Des premières années de Léopold Sédar Senghor jusqu’à l’arrivée au pouvoir de Bassirou Diomaye Faye en 2024, l’histoire politique du pays révèle une constante : l’opposition parvient souvent à conquérir le pouvoir lorsqu’elle s’unit, mais peine ensuite à préserver sa cohésion.  

Des débuts sous contrôle à l’émergence du pluralisme

Dans les premières décennies post-indépendance, le régime de Senghor impose une forte centralisation du pouvoir. Après la crise avec Mamadou Dia en 1962, la vie politique est strictement encadrée et les forces contestataires restent marginalisées.  

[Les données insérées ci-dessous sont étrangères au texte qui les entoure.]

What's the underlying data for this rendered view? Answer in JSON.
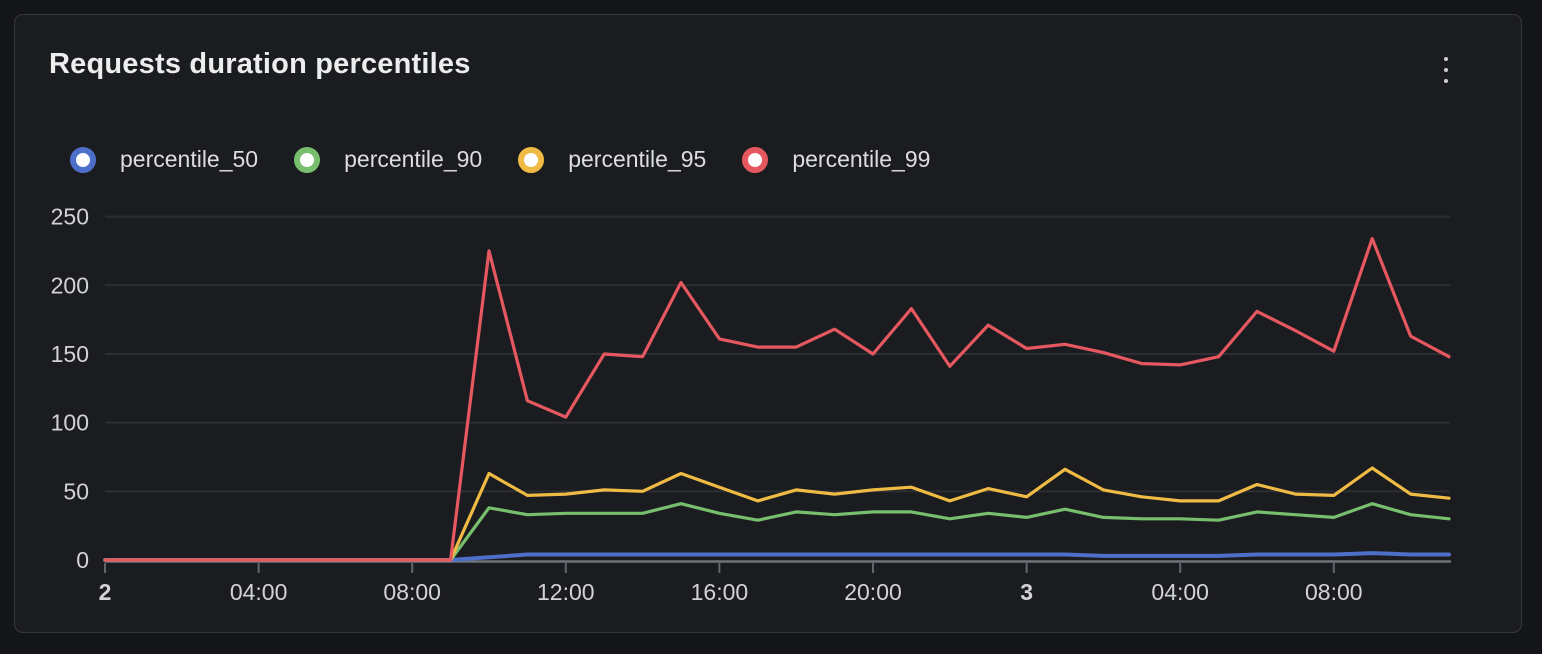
{
  "panel": {
    "title": "Requests duration percentiles",
    "menu_icon": "kebab-vertical-icon"
  },
  "theme": {
    "page_bg": "#141518",
    "panel_bg": "#1b1c20",
    "panel_border": "#35373c",
    "grid_color": "#2c2e32",
    "axis_line_color": "#70737a",
    "tick_color": "#62656b",
    "title_color": "#eceded",
    "axis_text_color": "#d2d3d5"
  },
  "chart_data": {
    "type": "line",
    "title": "Requests duration percentiles",
    "xlabel": "",
    "ylabel": "",
    "ylim": [
      0,
      250
    ],
    "yticks": [
      0,
      50,
      100,
      150,
      200,
      250
    ],
    "grid": "horizontal only",
    "legend_position": "top-left",
    "n_points": 36,
    "x_start": {
      "day_label": "2",
      "time": "00:00"
    },
    "x_interval_hours": 1,
    "x_end": {
      "day_label": "3",
      "time": "11:00"
    },
    "x_ticks": [
      {
        "index": 0,
        "label": "2",
        "bold": true
      },
      {
        "index": 4,
        "label": "04:00",
        "bold": false
      },
      {
        "index": 8,
        "label": "08:00",
        "bold": false
      },
      {
        "index": 12,
        "label": "12:00",
        "bold": false
      },
      {
        "index": 16,
        "label": "16:00",
        "bold": false
      },
      {
        "index": 20,
        "label": "20:00",
        "bold": false
      },
      {
        "index": 24,
        "label": "3",
        "bold": true
      },
      {
        "index": 28,
        "label": "04:00",
        "bold": false
      },
      {
        "index": 32,
        "label": "08:00",
        "bold": false
      }
    ],
    "series": [
      {
        "name": "percentile_50",
        "color": "#4d6fca",
        "width": 4,
        "values": [
          0,
          0,
          0,
          0,
          0,
          0,
          0,
          0,
          0,
          0,
          2,
          4,
          4,
          4,
          4,
          4,
          4,
          4,
          4,
          4,
          4,
          4,
          4,
          4,
          4,
          4,
          3,
          3,
          3,
          3,
          4,
          4,
          4,
          5,
          4,
          4
        ]
      },
      {
        "name": "percentile_90",
        "color": "#77be6d",
        "width": 3.2,
        "values": [
          0,
          0,
          0,
          0,
          0,
          0,
          0,
          0,
          0,
          0,
          38,
          33,
          34,
          34,
          34,
          41,
          34,
          29,
          35,
          33,
          35,
          35,
          30,
          34,
          31,
          37,
          31,
          30,
          30,
          29,
          35,
          33,
          31,
          41,
          33,
          30
        ]
      },
      {
        "name": "percentile_95",
        "color": "#efbb44",
        "width": 3.2,
        "values": [
          0,
          0,
          0,
          0,
          0,
          0,
          0,
          0,
          0,
          0,
          63,
          47,
          48,
          51,
          50,
          63,
          53,
          43,
          51,
          48,
          51,
          53,
          43,
          52,
          46,
          66,
          51,
          46,
          43,
          43,
          55,
          48,
          47,
          67,
          48,
          45
        ]
      },
      {
        "name": "percentile_99",
        "color": "#e65860",
        "width": 3.2,
        "values": [
          0,
          0,
          0,
          0,
          0,
          0,
          0,
          0,
          0,
          0,
          225,
          116,
          104,
          150,
          148,
          202,
          161,
          155,
          155,
          168,
          150,
          183,
          141,
          171,
          154,
          157,
          151,
          143,
          142,
          148,
          181,
          167,
          152,
          234,
          163,
          148
        ]
      }
    ]
  }
}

L’ouverture progressive du multipartisme sous Abdou Diouf permet ensuite l’émergence de nouvelles figures politiques, notamment Abdoulaye Wade, qui devient le principal symbole de l’opposition sénégalaise à travers le Parti démocratique sénégalais (PDS). Mais malgré plusieurs tentatives, l’opposition reste longtemps divisée et incapable de faire tomber le pouvoir socialiste.  

2000 : la coalition qui change l’histoire

Le véritable tournant intervient avec la Coalition pour l’Alternance 2000 (CA2000). En réunissant plusieurs partis autour d’Abdoulaye Wade, l’opposition réussit enfin à dépasser ses rivalités historiques. Cette alliance offre au Sénégal sa première alternance démocratique en 2000.  

Mais une fois au pouvoir, les mêmes fractures réapparaissent rapidement. Les coalitions se multiplient, se fragmentent puis se recomposent au fil des élections et des ambitions personnelles. De Benno Siggil Senegaal à Benno Bokk Yakaar, les regroupements deviennent des instruments électoraux autant que des outils de conquête du pouvoir.  

L’ère Sonko et la nouvelle opposition radicale

À partir de 2017, une nouvelle génération politique bouleverse le paysage sénégalais. Autour d’Ousmane Sonko et du PASTEF, une opposition plus radicale, portée par la jeunesse et un discours antisystème, gagne rapidement en influence.  

La coalition Yewwi Askan Wi devient alors le principal bloc d’opposition face au régime de Macky Sall. En alliance ponctuelle avec Wallu Sénégal, elle réussit à fragiliser la majorité présidentielle lors des législatives de 2022. Mais, là encore, les divergences internes finissent par provoquer l’éclatement du front commun.  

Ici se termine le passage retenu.